Today’s object is a carved pipe belonging to Corporal, later Sergeant, Charles Forman, which he picked up during the Battle of Loos, 25th September – 15th October 1915. Charles Forman has left us an interesting account concerning his time with the 8th Battalion Black Watch, from which this text below, concerning his enlistment, comes:
“Things were very bad around 1914. I was out of work. On August 4th war was declared, and on November 5th I joined the Regular Army. I asked my eldest brother, Jim, who was later killed in France in 1918, what regiment I should join. He told me ‘join the Black Watch! You’ll see some fighting with that lot,’ He was quite right, I did.

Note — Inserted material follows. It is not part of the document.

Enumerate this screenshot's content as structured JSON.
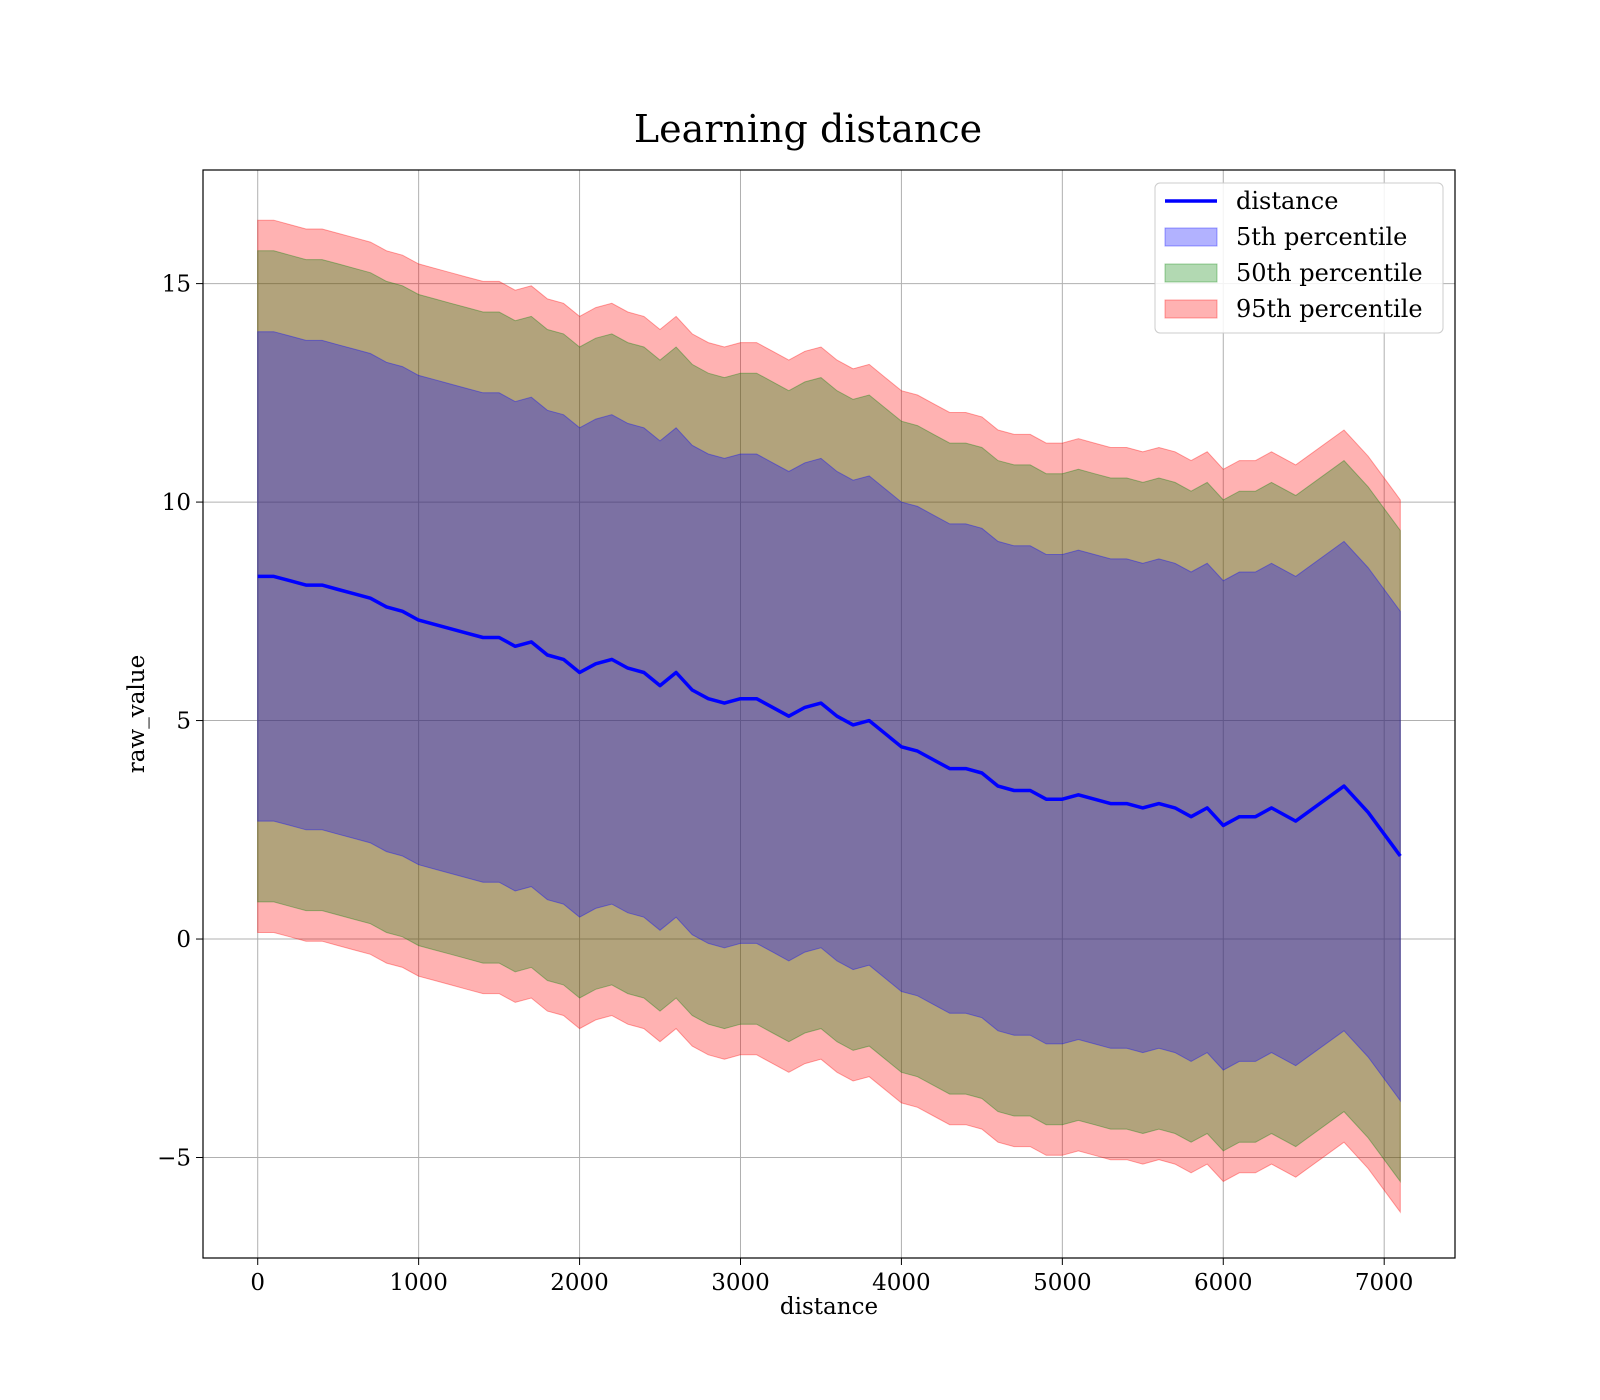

I volunteered for 7-5 [seven years five month’s service] in the Black Watch at the Army Recruiting Office in the High Street. I happened to know the officer in charge, and when I told him the regiment I wished to join he said ‘You’re not a Scot.’ I said ‘You know I’m not’ – he replied ‘Oh yes you are, born in Glasgow – sign here.’ That was how I was able to join the Black Watch.
The Orderly Sergeant said, ‘Fall in outside, and we will march to the station.’ There were about ten of us. ‘Let us walk there on our own,’ I suggested. ‘You do as you’re told, you’re in the army now.’ He never said a truer word. And so I started my great adventure.
First, to Lichfield Barracks, and from there I was sent to Perth, in the north of Scotland. I was the only one going north- all the others went down south. I arrived at Perth after midnight. It had been the longest distance I had ever travelled – other journeys I had made were work trips, or to the seaside. In Perth heavy snow was falling. My dress; low shoes, blue suit, stand-up collar and white shirt, cloth cap, and I had about two shillings in my pocket.
I arrived at the barrack gate and they rang the bell-one clang- I should say they could hear it all over Perth. I waited awhile- and then footsteps, a creaking bolt being drawn, and a voice: ‘What yer wanting?’ ‘I’ve come to join up.’ ‘Come with me to the guardroom.’ There was a guard lying on the floor covered with a blanket. Over the door of the cell a sign read ‘Prisoners.’ The sergeant threw a couple of blankets to me and said ‘This way.’ He led me into the barracks, up two flights of stairs – no lights. He said ‘You had better sleep here’ on the concrete. He told me what time reveille was, and went. Well, it didn’t break my heart. It would take more than that in those days – I was very fit.
Fall in, on the Parade Square – 7-5s in the front, Duration of War in the rear; three of us in the front, and about 80 in the rear. Then we were detailed for fatigues. We three were detailed to the Sergeants Mess. Arriving there I was given six spittoons which had been in use the night before, and told to clean them. That was my first job in the British army for King and Country. I little thought then that I should be using them myself two years later as a Sergeant in the Mess!
I stayed about three days in Perth, getting my khaki, etc and then I moved down to Aldershot to join the 8th Battalion Black Watch – the first of the first 100,000, Kitchener’s New Army. Maida Barracks was our HQ there. We then moved to Alton, Hampshire, where I was to become an NCO Lance Corporal, one stripe, on 9th May 1915. I was an Orderly in the Officer’s Mess there, and I received orders to pack my kit, and proceed to the front: France, via Southampton to Le Havre, under Major D A Stewart, for whom I was batman.”